Nothing else for you to do right now.
This Device Cannot Use A Trusted Platform Module.
When enabling BitLocker, you might get this error message “This device cannot use a Trusted Platform Module”.
BitLocker stores its encryption keys in the TPM, so if your PC doesn’t have one, then there’s obviously a problem.
However all is not lost. It’s very likely that your computer does have a TPM, but it isn’t enabled, it isn’t turned on. This issue only really affects Windows 10 computers, since all Windows 11 PCs are required to have a TPM.
Even f your PC doesn’t have a Trusted Platform Module, you can still use BitLocker. It’ll actually work without a TPM, but will require the use of a password to unlock the drive.
So assuming that you still want to use BitLocker, you have 2 options –
- Access your computer UEFI/BIOS and enable the TPM from there. To do that you’ll need to refer to your manufacturer’s instructions.

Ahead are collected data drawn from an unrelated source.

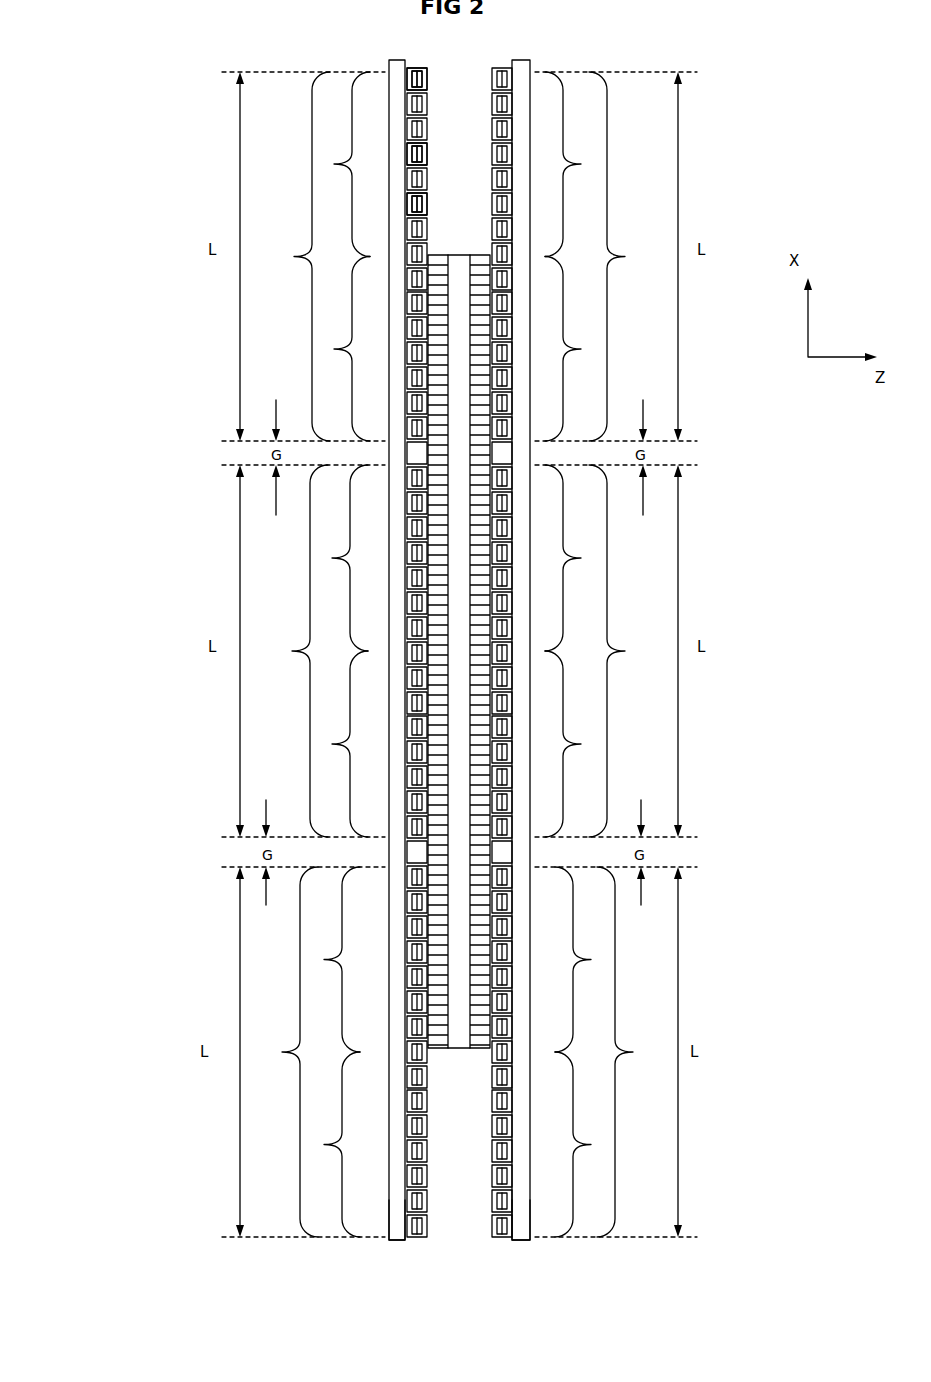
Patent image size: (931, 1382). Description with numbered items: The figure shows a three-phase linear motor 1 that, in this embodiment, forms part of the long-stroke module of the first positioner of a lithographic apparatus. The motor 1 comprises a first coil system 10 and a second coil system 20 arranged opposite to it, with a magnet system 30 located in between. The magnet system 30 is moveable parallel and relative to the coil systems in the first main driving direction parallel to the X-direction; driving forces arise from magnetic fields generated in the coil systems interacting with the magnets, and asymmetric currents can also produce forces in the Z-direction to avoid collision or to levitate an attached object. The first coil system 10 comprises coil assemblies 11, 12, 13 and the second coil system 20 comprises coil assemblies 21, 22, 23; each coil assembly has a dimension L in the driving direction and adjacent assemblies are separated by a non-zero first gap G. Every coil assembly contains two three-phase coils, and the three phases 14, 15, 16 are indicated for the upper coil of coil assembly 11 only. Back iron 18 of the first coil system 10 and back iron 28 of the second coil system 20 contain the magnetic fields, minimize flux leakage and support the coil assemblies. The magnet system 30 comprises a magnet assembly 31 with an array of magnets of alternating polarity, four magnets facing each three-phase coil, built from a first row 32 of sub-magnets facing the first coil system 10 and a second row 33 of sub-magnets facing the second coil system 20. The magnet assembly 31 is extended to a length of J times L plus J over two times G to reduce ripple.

The three-phase linear motor 1 is at (152, 164).
The first coil system 10 is at (384, 70).
The coil assembly 11 is at (371, 242).
The coil assembly 12 is at (348, 651).
The coil assembly 13 is at (344, 1051).
The phase 14 is at (428, 89).
The phase 15 is at (428, 150).
The phase 16 is at (428, 212).
The back iron 18 is at (400, 1203).
The second coil system 20 is at (538, 66).
The coil assembly 21 is at (574, 254).
The coil assembly 22 is at (574, 651).
The coil assembly 23 is at (576, 1051).
The back iron 28 is at (518, 1200).
The magnet system 30 is at (459, 678).
The magnet assembly 31 is at (460, 1046).
The first row of sub-magnets 32 is at (438, 1065).
The second side flow channel 33 is at (480, 1065).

- Use BitLocker without a TPM. This option will mean that you’ll need to enter a password to start your PC every time.
Save Your BitLocker Recovery Key.
BitLocker will encrypt all the files on your PC including Windows itself. That means that if something is wrong, your computer won’t even start up.
Whether you’re going to attempt to fix the problem yourself, or pop the machine into a repair shop, it’s highly likely that you’ll need the recovery key.

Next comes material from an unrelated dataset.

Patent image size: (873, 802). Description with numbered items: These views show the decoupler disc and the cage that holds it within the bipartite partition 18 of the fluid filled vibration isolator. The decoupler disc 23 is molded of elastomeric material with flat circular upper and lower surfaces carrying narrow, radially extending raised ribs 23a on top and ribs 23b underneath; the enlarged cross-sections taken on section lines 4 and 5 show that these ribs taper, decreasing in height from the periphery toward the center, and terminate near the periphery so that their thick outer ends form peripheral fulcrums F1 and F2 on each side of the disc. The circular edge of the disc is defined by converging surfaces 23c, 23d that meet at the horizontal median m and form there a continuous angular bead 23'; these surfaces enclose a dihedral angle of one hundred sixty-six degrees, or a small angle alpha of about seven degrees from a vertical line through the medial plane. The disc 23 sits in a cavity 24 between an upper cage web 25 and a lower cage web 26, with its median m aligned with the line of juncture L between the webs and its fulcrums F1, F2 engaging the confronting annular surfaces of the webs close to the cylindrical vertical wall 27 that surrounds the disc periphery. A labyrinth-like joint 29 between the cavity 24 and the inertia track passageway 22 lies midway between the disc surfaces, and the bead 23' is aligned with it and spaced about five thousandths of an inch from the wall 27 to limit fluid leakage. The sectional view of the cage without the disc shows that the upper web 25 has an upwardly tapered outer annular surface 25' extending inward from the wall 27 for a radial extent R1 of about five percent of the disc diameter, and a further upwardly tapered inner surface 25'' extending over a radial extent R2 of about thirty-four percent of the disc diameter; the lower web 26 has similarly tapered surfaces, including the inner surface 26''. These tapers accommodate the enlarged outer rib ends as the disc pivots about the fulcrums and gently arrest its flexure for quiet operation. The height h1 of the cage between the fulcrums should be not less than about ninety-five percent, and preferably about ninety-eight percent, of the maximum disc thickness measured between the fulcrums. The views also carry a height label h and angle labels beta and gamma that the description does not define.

So backup the recovery key in several places. Just saving it to your Microsoft account might not be enough. After all, how will you access your MS account if your computer won’t start?
To create more backups, or to retrieve a recovery key, open the BitLocker Drive Encryption screen. Then click Back Up Your Recovery Key.
If at all possible I’d recommend that you use all 3 options.
If you worst comes to the worst, then hopefully, you should be able to use at least one to get your recovery key.
Summary.
Be very careful with BitLocker and the recovery key for it. If you run into issues with your computer, you might end up losing all your data (documents, pictures etc).
There are possibly better options for keeping your files private.